@jasensmith said:
If you purchase a new dongle every two years and transfer your licenses to the new dongle then malfunctions should be covered. Just send the bad dongle in and ask for some demo licenses to keep you going until they can get things sorted out. Only malfunctions will be covered, not lost or stolen, and you better believe that they are going to scrutinize that bad dongle to be sure that it didn't malfunction due to negligence on your part i.e. you used it to scrape ice off your car windshield on a cold morning, chew toy for the puppies, etc.
All the veteran forumites know that this is a real sore subject around here (search the forum for more details).
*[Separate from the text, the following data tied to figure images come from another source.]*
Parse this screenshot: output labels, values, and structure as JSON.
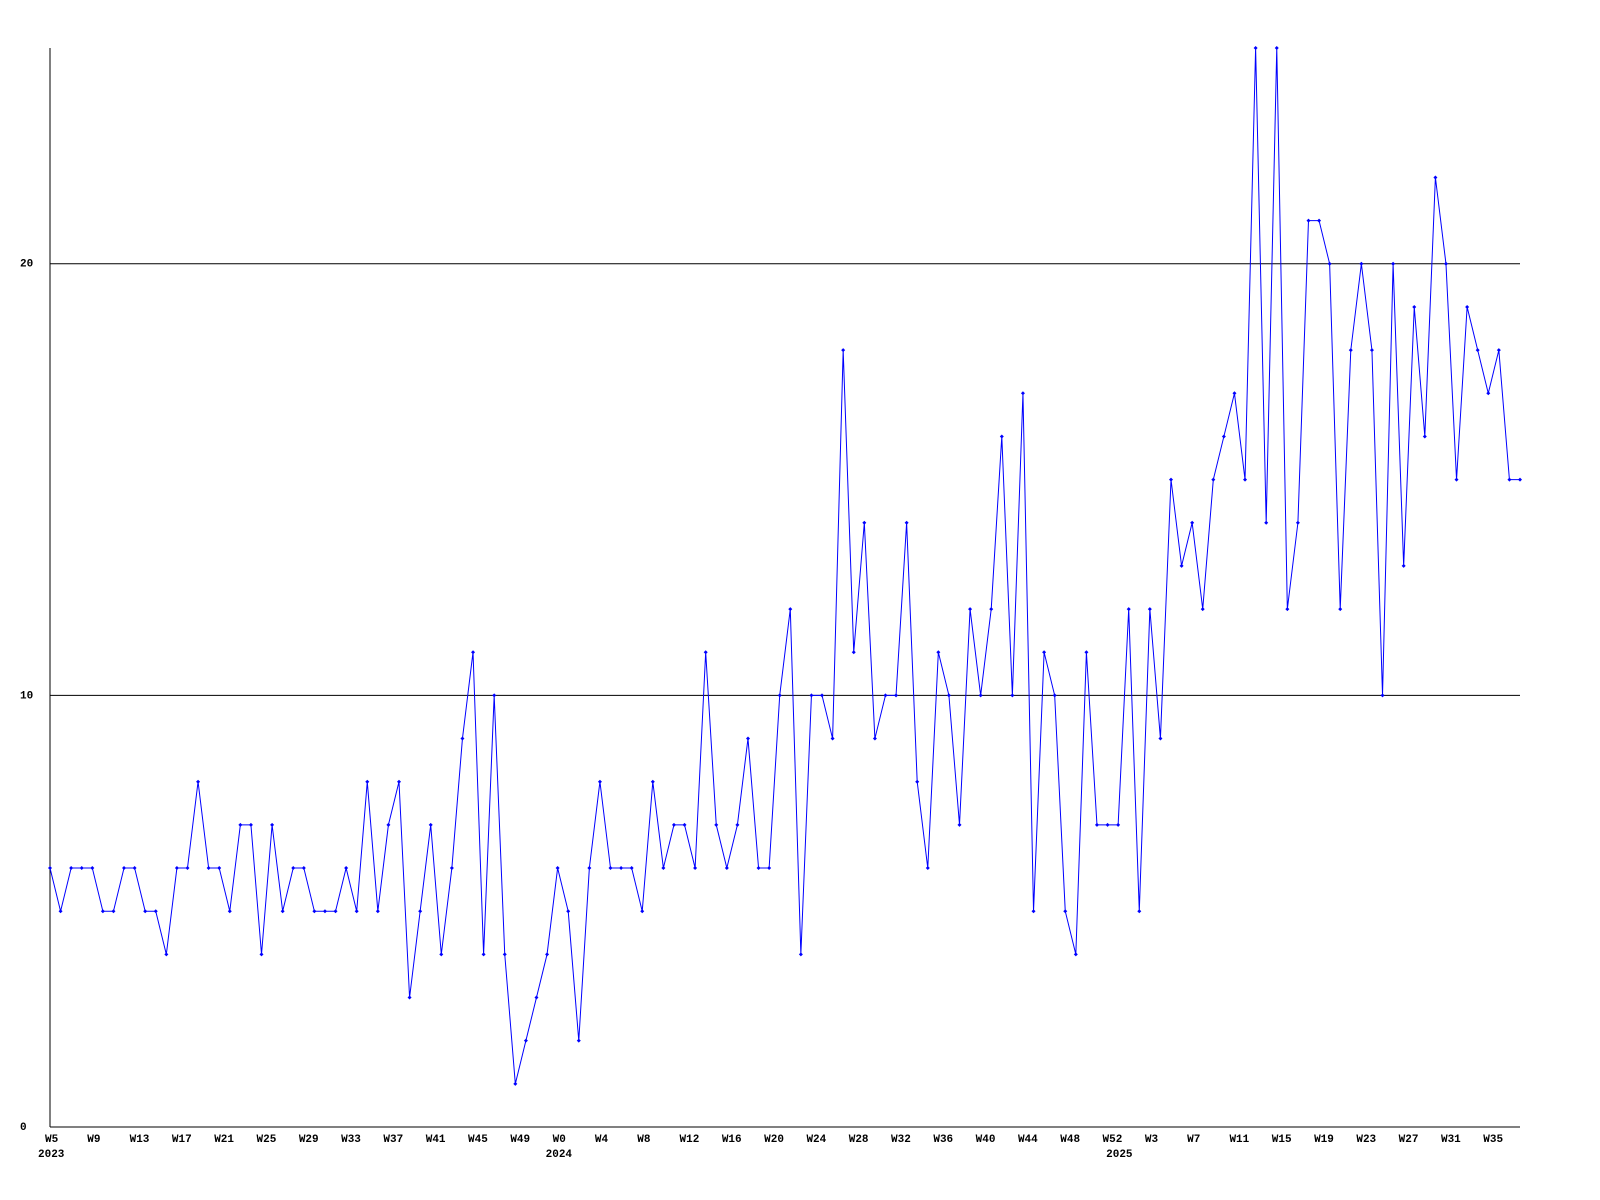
{
  "chart_data": {
    "type": "line",
    "categories": [
      "W5",
      null,
      null,
      null,
      "W9",
      null,
      null,
      null,
      "W13",
      null,
      null,
      null,
      "W17",
      null,
      null,
      null,
      "W21",
      null,
      null,
      null,
      "W25",
      null,
      null,
      null,
      "W29",
      null,
      null,
      null,
      "W33",
      null,
      null,
      null,
      "W37",
      null,
      null,
      null,
      "W41",
      null,
      null,
      null,
      "W45",
      null,
      null,
      null,
      "W49",
      null,
      null,
      null,
      "W0",
      null,
      null,
      null,
      "W4",
      null,
      null,
      null,
      "W8",
      null,
      null,
      null,
      "W12",
      null,
      null,
      null,
      "W16",
      null,
      null,
      null,
      "W20",
      null,
      null,
      null,
      "W24",
      null,
      null,
      null,
      "W28",
      null,
      null,
      null,
      "W32",
      null,
      null,
      null,
      "W36",
      null,
      null,
      null,
      "W40",
      null,
      null,
      null,
      "W44",
      null,
      null,
      null,
      "W48",
      null,
      null,
      null,
      "W52",
      null,
      null,
      null,
      "W3",
      null,
      null,
      null,
      "W7",
      null,
      null,
      null,
      "W11",
      null,
      null,
      null,
      "W15",
      null,
      null,
      null,
      "W19",
      null,
      null,
      null,
      "W23",
      null,
      null,
      null,
      "W27",
      null,
      null,
      null,
      "W31",
      null,
      null,
      null,
      "W35",
      null,
      null,
      null
    ],
    "year_labels": [
      "2023",
      null,
      null,
      null,
      null,
      null,
      null,
      null,
      null,
      null,
      null,
      null,
      null,
      null,
      null,
      null,
      null,
      null,
      null,
      null,
      null,
      null,
      null,
      null,
      null,
      null,
      null,
      null,
      null,
      null,
      null,
      null,
      null,
      null,
      null,
      null,
      null,
      null,
      null,
      null,
      null,
      null,
      null,
      null,
      null,
      null,
      null,
      null,
      "2024",
      null,
      null,
      null,
      null,
      null,
      null,
      null,
      null,
      null,
      null,
      null,
      null,
      null,
      null,
      null,
      null,
      null,
      null,
      null,
      null,
      null,
      null,
      null,
      null,
      null,
      null,
      null,
      null,
      null,
      null,
      null,
      null,
      null,
      null,
      null,
      null,
      null,
      null,
      null,
      null,
      null,
      null,
      null,
      null,
      null,
      null,
      null,
      null,
      null,
      null,
      null,
      null,
      "2025",
      null,
      null,
      null,
      null,
      null,
      null,
      null,
      null,
      null,
      null,
      null,
      null,
      null,
      null,
      null,
      null,
      null,
      null,
      null,
      null,
      null,
      null,
      null,
      null,
      null,
      null,
      null,
      null,
      null,
      null,
      null,
      null,
      null,
      null,
      null,
      null,
      null,
      null
    ],
    "series": [
      {
        "color": "#0000ff",
        "values": [
          6,
          5,
          6,
          6,
          6,
          5,
          5,
          6,
          6,
          5,
          5,
          4,
          6,
          6,
          8,
          6,
          6,
          5,
          7,
          7,
          4,
          7,
          5,
          6,
          6,
          5,
          5,
          5,
          6,
          5,
          8,
          5,
          7,
          8,
          3,
          5,
          7,
          4,
          6,
          9,
          11,
          4,
          10,
          4,
          1,
          2,
          3,
          4,
          6,
          5,
          2,
          6,
          8,
          6,
          6,
          6,
          5,
          8,
          6,
          7,
          7,
          6,
          11,
          7,
          6,
          7,
          9,
          6,
          6,
          10,
          12,
          4,
          10,
          10,
          9,
          18,
          11,
          14,
          9,
          10,
          10,
          14,
          8,
          6,
          11,
          10,
          7,
          12,
          10,
          12,
          16,
          10,
          17,
          5,
          11,
          10,
          5,
          4,
          11,
          7,
          7,
          7,
          12,
          5,
          12,
          9,
          15,
          13,
          14,
          12,
          15,
          16,
          17,
          15,
          25,
          14,
          25,
          12,
          14,
          21,
          21,
          20,
          12,
          18,
          20,
          18,
          10,
          20,
          13,
          19,
          16,
          22,
          20,
          15,
          19,
          18,
          17,
          18,
          15,
          15
        ]
      }
    ],
    "ylim": [
      0,
      25
    ],
    "yticks": [
      0,
      10,
      20
    ],
    "grid": true
  }
}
So the best way to keep yourself covered is to buy a new dongle every two years and transfer the licenses then think about getting some insurance (again, search the forum for more details) depending on how much you have invested in this. Nuff said!
Hi,
do not know, where you live, but in Europe here (Germany, Switzerland) such insurances do not exist. Not for software licenses. But I would not do that, in any case.
Of course I have always several spare e-licensers 😊 I am a bit on the careful side, even I never had any problems until now -knock-knock-knock-,
Independent from that, Steinberg in Europe replaces licenses on broken, stolen or lost e-licencers.
Have a look here if you do not believe.:
http://www.steinberg.net/de/support/steinbergzerodowntime.html
Requirement is only that you have to register your elicensere there. And of course, this should not happen too frequently. But it is simple. First you get temporary licenses, then they blacklist the broken/stolen/lost elicenser, finally you get new activation keys for your licenses and voila.
Have a nice day.
I have read through and it looks like Steinberg will only replace their own licences, not other companies'.
"Replacements for licenses from other companies that were also stored on the defective/lost/stolen USB-eLicenser are provided directly from the corresponding manufacturer."
Which I interpret as meaning you would still have to pay 50% of all the licences you owned already.
The whole thing stinks to be honest and if this happened/happens to me, I will leave VSL behind and opt for EW composer cloud, Orchestral Tools or Spitfire.
That is coming from someone who owns about 90% of VSL's products.
Most of the other prominent sample devs don't hinge composers' livelyhoods on a tiny piece of plastic. Maybe VSL should wake up to 2016.